I've been a Ruby guy for over 4 years now and have always found the language fun and the frameworks suitable for building web based applications, I love it.
Since the release of Node.js in 2009, I and my colleagues at GoFreeRange were very excited about the event loop, non-blocking IO goodness for scalability and speed on the web. We had even played on something to help testing (was only for a day, just to learn more about the tech).
So I've been looking for the right time to start developing a real application that benefits from what Node.js has to offer over what I can do quickly and efficiently in Ruby.
I have yet to see an API or website really need the scalability or speed offered by node.js over what I know with ruby, so I've always chosen to use what I know, has good conventions and good maintainability.
But last week the time finally arrived where Node.js might be a better fit.
This won't be a post outlining benchmark metrics but just an overview of my findings and how I settled on Node.js for this specific need.
This process was not fast enough for fetching lots of feeds, I found that activating a couple of users that each had 1000 subscriptions or so, it would stack up and take quite a while to churn through.
Even though I could increase the number of resque workers running in parallel I would end up using more memory on our limited production servers.
HTTP feed fetching is going to increase, one of our upcoming milestones is to take load away from superfeedr and fetch some feeds ourselves.
To make this faster I needed to use less memory and be able to fetch multiple HTTP requests in parallel. The shortlist that I came up with was:
- Eventmachine & em-http-request - A ruby event loop allowing async processing
- Typhoeus - Http fetching using curb (curl)
- Node.js - event driven, non-blocking IO
So to figure out which was best I set a time box of 1/2 day to spike on each method and learn about them.
With each test setup I used Redis pubsub to push urls to be fetched onto a channel and have the fetching code consume that channel. This would allow easy integration from the existing rails app.
Also to remove bandwidth fluctuations from my ISP I ran the tests on a Linode server.
This was my first choice and I believed it would be good enough for our needs. I would be able to use my existing tested ruby code for the feed checking and connect it to redis.

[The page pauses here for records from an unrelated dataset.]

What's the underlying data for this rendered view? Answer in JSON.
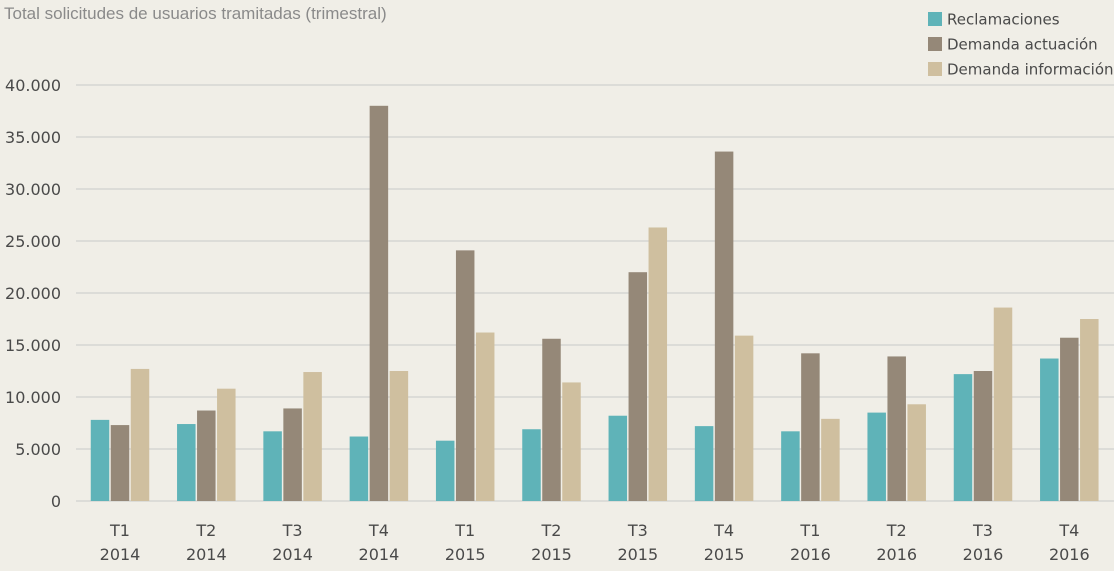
{
  "chart_data": {
    "type": "bar",
    "title": "Total solicitudes de usuarios tramitadas (trimestral)",
    "xlabel": "",
    "ylabel": "",
    "ylim": [
      0,
      40000
    ],
    "yticks": [
      0,
      5000,
      10000,
      15000,
      20000,
      25000,
      30000,
      35000,
      40000
    ],
    "ytick_labels": [
      "0",
      "5.000",
      "10.000",
      "15.000",
      "20.000",
      "25.000",
      "30.000",
      "35.000",
      "40.000"
    ],
    "grid": true,
    "legend_position": "top-right",
    "categories": [
      {
        "quarter": "T1",
        "year": "2014"
      },
      {
        "quarter": "T2",
        "year": "2014"
      },
      {
        "quarter": "T3",
        "year": "2014"
      },
      {
        "quarter": "T4",
        "year": "2014"
      },
      {
        "quarter": "T1",
        "year": "2015"
      },
      {
        "quarter": "T2",
        "year": "2015"
      },
      {
        "quarter": "T3",
        "year": "2015"
      },
      {
        "quarter": "T4",
        "year": "2015"
      },
      {
        "quarter": "T1",
        "year": "2016"
      },
      {
        "quarter": "T2",
        "year": "2016"
      },
      {
        "quarter": "T3",
        "year": "2016"
      },
      {
        "quarter": "T4",
        "year": "2016"
      }
    ],
    "series": [
      {
        "name": "Reclamaciones",
        "color": "#5fb3b8",
        "values": [
          7800,
          7400,
          6700,
          6200,
          5800,
          6900,
          8200,
          7200,
          6700,
          8500,
          12200,
          13700
        ]
      },
      {
        "name": "Demanda actuación",
        "color": "#958878",
        "values": [
          7300,
          8700,
          8900,
          38000,
          24100,
          15600,
          22000,
          33600,
          14200,
          13900,
          12500,
          15700
        ]
      },
      {
        "name": "Demanda información",
        "color": "#cfbf9f",
        "values": [
          12700,
          10800,
          12400,
          12500,
          16200,
          11400,
          26300,
          15900,
          7900,
          9300,
          18600,
          17500
        ]
      }
    ]
  }
}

The first issue and main one was eventmachine kept on stalling. When the sample data was loaded, the compatible redis library (em-hiredis) would read off all the messages off the pubsub channel and kick off http requests, responses then stopped after the first 100 requests.
I thought it might be an issue with trying to send too many requests at one time. So I tried using em-synchrony which is a lovely library to allow synchronous control in the event loop, but it stopped the async nature of the http requesting so slowed it back down.
To better manage the concurrency I then tried to store the received urls from redis into a shared variable and then poll that collection (EM::PeriodicTimer) and only fire off a limited amount of http requests. This worked well until 300-400 requests were sent, again eventmachine stalled for a 1-5 secs and then came back again.
After spending a bit of time debugging and digging into my limited knowledge of Eventmachine and em-http I couldn't see what was happening. All I could see was that the event loop was not 'ticking', the timer was not firing so maybe something had blocked the IO loop. Using 1000 requests to a localhost web address worked fine, so maybe it was something in the network layer, maybe an address not returning, DNS hanging. I did find evidence to show that the HTTP Connection was not fully asynchronous so perhaps one or a couple of network connections were blocking.
I fiddled with adding timeout settings to the http request but nothing stopped hitting this stall.
With my limited time for this spike and this stability issue I moved on.
Comparing this though to the speed I was getting with Eventmachine it was slow, a fire off of 10 http requests would still wait for them all to return, which was too slow.
Again I had to manage my own concurrency when reading urls to be fetched from redis.
This being too slow, I moved on to node.js.
I didn't have to worry about concurrency control, internally node.js seemed to manage and handle the requests fine.
I had to write my own code to handle redirects and to put a cap on how many to follow before throwing an exception as I was using the http request library included in Node.js.
The results from the little testing on Node.js was amazing. It felt solid and fast. This was enough for me to take the plunge and deploy some node.js.
I chose to use node.js because it was faster, stable and used a lower memory footprint on my server.
RSS Hero is now using node.js for it's http fetching and memory usage has reduced from 400mb of RAM to 20mb and it's a lot faster.